Shontz replies to posts when he can, sending money to those in need or offering services like lawn mowing. He also makes posts himself — including when he will be picking up people’s trash on his bi-annual dump runs.

While no ask is too small for the group, sometimes the online platform can completely change someone’s life.

Kristina King and her family found themselves homeless after their landlord sold the house they were living in. She posted on the Community Organizing Action page and quickly found support. The community helped her get into housing, furnish her new place and even pay for a month's rent.

“I have seen nothing but kindness in the community,” King says. “They have offered outside of what I've asked. People who helped me in the beginning reached back out to make sure I was still doing okay and didn't need anything, which really inspired me to want to do the same for others.”

King now delivers food to the several community pantries around Missoula.

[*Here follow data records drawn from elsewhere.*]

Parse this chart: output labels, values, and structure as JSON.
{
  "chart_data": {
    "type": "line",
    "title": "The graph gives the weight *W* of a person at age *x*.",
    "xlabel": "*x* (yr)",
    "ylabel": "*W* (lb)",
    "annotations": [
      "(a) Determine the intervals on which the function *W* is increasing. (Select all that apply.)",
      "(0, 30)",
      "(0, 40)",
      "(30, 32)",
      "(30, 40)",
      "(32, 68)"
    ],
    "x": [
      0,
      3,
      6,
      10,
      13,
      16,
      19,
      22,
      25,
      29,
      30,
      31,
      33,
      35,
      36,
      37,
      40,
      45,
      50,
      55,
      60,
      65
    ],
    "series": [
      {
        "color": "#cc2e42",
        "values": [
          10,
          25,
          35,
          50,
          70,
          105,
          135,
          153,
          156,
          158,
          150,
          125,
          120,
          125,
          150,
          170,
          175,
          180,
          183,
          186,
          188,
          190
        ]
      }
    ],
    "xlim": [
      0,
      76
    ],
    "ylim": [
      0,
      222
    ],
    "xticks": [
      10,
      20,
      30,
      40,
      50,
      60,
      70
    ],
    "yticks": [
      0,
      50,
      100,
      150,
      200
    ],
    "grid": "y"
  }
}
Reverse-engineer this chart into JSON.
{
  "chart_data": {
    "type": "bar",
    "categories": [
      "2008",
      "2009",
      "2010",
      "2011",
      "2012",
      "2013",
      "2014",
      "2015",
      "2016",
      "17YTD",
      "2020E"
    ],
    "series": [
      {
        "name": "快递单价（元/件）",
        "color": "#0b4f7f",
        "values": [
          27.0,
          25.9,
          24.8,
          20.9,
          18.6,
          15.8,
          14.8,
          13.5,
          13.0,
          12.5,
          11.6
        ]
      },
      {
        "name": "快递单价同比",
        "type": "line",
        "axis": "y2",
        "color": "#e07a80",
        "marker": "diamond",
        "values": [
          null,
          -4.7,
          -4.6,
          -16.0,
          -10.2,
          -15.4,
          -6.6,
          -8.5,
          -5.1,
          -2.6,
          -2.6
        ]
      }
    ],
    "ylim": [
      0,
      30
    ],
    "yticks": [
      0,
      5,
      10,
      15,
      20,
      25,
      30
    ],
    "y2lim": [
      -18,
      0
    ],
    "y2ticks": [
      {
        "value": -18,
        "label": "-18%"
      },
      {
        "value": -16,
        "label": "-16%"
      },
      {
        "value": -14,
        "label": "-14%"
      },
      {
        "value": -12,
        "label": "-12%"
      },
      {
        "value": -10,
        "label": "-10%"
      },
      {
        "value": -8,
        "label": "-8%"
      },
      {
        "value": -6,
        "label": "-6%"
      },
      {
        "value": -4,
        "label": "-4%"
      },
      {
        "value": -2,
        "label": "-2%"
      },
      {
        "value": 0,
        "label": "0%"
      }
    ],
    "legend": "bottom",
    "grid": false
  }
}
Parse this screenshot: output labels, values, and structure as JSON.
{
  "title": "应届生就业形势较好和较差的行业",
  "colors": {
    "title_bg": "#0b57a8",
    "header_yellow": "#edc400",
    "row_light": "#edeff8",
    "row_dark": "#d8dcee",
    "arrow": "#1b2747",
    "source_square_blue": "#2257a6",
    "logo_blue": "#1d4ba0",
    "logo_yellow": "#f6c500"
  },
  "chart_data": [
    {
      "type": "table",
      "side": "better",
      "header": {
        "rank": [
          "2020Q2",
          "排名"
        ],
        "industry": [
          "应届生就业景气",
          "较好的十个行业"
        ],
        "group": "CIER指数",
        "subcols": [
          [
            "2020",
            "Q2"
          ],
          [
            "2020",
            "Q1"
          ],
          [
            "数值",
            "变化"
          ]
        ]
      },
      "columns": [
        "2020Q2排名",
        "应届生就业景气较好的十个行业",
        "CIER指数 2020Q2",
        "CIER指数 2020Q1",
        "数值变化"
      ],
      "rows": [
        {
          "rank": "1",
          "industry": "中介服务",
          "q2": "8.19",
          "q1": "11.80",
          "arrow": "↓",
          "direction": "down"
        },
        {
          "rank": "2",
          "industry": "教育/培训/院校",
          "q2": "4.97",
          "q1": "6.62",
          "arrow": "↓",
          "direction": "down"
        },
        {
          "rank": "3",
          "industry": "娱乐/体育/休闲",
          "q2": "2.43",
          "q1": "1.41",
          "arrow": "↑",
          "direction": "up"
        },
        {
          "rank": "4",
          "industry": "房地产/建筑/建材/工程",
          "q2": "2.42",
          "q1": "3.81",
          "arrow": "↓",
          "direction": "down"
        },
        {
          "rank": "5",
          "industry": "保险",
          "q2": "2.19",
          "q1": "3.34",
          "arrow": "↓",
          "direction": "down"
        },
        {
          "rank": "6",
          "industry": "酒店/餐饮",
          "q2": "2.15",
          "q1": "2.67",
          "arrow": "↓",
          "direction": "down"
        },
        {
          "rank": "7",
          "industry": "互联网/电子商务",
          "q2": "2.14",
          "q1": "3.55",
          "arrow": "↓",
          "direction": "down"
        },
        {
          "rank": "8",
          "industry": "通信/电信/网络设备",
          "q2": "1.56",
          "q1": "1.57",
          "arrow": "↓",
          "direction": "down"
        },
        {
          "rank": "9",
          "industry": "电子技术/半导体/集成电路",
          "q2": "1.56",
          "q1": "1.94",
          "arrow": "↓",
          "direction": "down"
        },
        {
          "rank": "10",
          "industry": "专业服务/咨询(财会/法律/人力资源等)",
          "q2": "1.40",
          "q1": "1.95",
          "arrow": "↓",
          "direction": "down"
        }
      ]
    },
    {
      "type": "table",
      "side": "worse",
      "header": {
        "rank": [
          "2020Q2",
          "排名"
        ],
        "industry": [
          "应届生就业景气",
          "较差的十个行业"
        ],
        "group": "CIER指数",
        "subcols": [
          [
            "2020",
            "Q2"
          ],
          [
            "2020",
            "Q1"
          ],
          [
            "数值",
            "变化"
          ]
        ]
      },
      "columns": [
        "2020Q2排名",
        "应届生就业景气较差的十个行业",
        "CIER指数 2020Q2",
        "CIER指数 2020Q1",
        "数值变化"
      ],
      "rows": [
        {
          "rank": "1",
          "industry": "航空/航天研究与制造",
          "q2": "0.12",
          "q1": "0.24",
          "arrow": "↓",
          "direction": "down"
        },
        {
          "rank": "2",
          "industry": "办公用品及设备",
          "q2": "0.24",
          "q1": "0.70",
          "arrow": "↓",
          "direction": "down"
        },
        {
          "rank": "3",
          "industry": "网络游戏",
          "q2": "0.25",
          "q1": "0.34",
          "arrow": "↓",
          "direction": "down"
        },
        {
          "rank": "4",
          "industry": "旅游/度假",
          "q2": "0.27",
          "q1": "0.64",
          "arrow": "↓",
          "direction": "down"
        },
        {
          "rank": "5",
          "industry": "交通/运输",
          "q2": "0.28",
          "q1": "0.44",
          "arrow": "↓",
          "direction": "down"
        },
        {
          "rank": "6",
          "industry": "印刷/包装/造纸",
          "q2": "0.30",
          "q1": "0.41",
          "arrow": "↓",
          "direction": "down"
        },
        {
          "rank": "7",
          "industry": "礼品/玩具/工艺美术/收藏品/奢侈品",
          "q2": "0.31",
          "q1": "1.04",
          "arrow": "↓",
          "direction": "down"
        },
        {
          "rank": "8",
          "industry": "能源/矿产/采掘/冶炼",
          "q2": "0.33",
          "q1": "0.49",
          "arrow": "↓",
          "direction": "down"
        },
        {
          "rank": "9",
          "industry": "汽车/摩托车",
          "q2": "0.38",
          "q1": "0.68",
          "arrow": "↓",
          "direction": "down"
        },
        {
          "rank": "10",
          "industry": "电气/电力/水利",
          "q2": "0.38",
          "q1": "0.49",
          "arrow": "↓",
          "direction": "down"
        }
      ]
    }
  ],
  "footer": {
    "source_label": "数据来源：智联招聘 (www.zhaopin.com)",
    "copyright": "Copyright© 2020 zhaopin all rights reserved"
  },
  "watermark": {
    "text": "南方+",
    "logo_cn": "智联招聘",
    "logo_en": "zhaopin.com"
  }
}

There are currently five pantries with free food:

  • 735 Howell St.
  • 516 N 2nd St. W
  • 237 E Front St.
  • 732 S First St. W
  • 2045 Kensington Ave. 

King and her friend, Maria Garcia Poyle, pick up leftovers from the Missoula Food Bank — items that are still good to eat but would have otherwise been thrown out. They also grab deliveries from peoples’ homes around Missoula.
King is grateful to live in a community where mutual aid is so prevalent.

“We also are really appreciative of people having the kindness in their heart who want to do that for the community,” she says. “There's a big need here, and it's nice to know that people who aren't experiencing all of these issues that, like, the majority of Missoula are experiencing, have the heart to want to reach out and help in any way they can.”